Stravinsky: Les Noces; Ravel: Boléro review – honouring the composer’s complex intentions
An early unfinished version of the 1923 landmark work, completed by Theo Verbey almost 100 years after Stravinsky conceived it, is earthy, lean and superbly performed.
[…] “Stravinsky had first conceived the idea of a ballet based on the wedding rituals of Russian peasants in 1913. He completed the short score of the work four years later, and in 1919 began to orchestrate for an ensemble of two cimbaloms, harmonium, pianola and percussion. Yet he abandoned that score after just a couple of scenes, deciding (erroneously as it happened) that it would be impossible in performance to coordinate the mechanical pianola with the live instrumentalists and singers. But in 2007, the Dutch composer Theo Verbey continued where Stravinsky had left off, completing the remaining scenes of 1919 version, with the pianola taking a central role.

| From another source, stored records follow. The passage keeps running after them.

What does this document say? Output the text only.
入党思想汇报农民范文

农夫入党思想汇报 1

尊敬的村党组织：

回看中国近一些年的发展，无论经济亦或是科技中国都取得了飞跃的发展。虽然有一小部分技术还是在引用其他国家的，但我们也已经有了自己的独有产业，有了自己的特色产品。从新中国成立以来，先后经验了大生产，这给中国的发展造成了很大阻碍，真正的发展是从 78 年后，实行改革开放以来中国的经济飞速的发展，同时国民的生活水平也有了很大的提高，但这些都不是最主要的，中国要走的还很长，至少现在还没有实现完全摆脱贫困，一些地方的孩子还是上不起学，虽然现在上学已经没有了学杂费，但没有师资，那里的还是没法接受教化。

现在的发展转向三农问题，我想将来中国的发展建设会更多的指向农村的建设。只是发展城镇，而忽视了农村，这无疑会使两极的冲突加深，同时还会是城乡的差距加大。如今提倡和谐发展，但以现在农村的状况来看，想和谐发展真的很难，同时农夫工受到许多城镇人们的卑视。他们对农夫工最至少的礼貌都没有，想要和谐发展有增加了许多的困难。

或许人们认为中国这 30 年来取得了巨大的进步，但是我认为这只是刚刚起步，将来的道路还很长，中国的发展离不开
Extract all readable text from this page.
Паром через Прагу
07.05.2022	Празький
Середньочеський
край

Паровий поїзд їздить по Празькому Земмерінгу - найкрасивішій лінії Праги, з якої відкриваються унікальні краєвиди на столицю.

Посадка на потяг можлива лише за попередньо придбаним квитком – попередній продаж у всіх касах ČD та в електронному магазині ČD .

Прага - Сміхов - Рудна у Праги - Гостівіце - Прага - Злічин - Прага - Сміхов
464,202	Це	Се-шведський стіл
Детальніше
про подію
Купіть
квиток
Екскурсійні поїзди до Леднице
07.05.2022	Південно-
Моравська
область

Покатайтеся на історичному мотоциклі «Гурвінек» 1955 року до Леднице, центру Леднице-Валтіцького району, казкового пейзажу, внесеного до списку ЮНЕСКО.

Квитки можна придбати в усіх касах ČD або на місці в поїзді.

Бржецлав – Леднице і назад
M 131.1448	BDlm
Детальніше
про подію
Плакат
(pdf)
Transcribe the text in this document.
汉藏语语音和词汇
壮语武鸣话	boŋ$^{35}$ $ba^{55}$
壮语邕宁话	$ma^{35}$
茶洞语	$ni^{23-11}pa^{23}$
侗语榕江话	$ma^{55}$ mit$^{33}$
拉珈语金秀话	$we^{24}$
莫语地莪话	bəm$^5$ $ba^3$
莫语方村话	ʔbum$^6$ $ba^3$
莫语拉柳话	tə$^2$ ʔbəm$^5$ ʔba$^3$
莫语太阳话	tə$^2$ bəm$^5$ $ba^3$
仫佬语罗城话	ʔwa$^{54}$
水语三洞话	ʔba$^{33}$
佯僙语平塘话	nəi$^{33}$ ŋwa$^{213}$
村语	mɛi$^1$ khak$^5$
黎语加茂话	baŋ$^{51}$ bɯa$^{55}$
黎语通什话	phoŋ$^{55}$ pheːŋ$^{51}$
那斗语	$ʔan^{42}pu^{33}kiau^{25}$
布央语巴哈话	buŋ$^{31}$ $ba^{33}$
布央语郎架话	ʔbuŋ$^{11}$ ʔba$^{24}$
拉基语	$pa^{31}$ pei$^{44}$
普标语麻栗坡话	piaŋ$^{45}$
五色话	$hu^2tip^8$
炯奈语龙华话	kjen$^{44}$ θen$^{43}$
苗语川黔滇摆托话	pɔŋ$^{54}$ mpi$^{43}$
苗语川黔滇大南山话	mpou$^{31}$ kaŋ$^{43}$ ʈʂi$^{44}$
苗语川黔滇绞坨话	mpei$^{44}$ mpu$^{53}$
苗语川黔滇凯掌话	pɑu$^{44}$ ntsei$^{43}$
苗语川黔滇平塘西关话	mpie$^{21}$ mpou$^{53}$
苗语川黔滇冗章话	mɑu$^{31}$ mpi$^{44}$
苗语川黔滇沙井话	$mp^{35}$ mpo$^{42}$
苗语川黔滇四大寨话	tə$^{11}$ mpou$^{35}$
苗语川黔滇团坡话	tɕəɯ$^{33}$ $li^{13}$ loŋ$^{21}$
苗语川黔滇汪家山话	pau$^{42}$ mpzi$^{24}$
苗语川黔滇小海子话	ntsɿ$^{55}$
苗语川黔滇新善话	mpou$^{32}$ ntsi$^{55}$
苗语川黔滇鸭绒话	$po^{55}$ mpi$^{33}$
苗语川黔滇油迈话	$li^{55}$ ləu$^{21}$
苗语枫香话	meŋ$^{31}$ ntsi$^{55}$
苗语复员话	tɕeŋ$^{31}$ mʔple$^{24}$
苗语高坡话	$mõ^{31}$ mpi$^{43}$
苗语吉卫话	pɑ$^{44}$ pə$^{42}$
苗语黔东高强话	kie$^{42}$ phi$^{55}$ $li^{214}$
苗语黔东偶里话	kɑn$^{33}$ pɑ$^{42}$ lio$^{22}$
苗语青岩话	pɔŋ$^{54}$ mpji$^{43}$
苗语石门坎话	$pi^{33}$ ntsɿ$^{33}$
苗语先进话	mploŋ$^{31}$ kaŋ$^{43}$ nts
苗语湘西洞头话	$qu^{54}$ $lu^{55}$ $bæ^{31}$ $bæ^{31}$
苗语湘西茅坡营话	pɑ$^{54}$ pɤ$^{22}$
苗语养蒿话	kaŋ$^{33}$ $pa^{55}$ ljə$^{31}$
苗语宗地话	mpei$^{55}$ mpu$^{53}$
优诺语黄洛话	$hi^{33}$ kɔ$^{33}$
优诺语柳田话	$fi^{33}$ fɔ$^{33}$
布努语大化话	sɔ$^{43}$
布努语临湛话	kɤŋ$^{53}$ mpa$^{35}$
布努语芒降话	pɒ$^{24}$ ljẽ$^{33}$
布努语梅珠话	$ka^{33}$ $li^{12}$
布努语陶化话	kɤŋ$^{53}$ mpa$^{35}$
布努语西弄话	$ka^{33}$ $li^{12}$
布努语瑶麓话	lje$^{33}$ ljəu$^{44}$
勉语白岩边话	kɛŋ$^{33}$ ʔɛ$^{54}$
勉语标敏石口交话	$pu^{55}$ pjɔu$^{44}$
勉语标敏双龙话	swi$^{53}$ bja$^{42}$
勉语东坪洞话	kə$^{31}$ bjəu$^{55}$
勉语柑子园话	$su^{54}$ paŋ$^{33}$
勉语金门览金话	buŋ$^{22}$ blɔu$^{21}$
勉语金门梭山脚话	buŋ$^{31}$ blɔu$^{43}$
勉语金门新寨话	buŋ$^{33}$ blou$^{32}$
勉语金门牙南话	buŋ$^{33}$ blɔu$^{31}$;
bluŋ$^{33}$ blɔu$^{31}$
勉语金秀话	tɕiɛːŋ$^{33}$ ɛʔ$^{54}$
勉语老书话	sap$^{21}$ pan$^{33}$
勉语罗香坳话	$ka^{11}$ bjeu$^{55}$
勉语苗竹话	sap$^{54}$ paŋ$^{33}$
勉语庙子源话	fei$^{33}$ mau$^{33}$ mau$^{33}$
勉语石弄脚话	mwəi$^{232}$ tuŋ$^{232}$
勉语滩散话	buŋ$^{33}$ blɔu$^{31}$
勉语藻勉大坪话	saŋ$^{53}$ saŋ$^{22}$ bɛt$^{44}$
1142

That’s the version recorded here, sung in Russian with the voices of Ensemble Aedes and the instrumentalists of Les Siècles, conducted by Mathieu Romano. They make a superb case for what was after all the initial conception of Les Noces – leaner, earthier and more economical than the later familiar version, a sound world that seems to match the folk-inspired vocal writing even more convincingly.”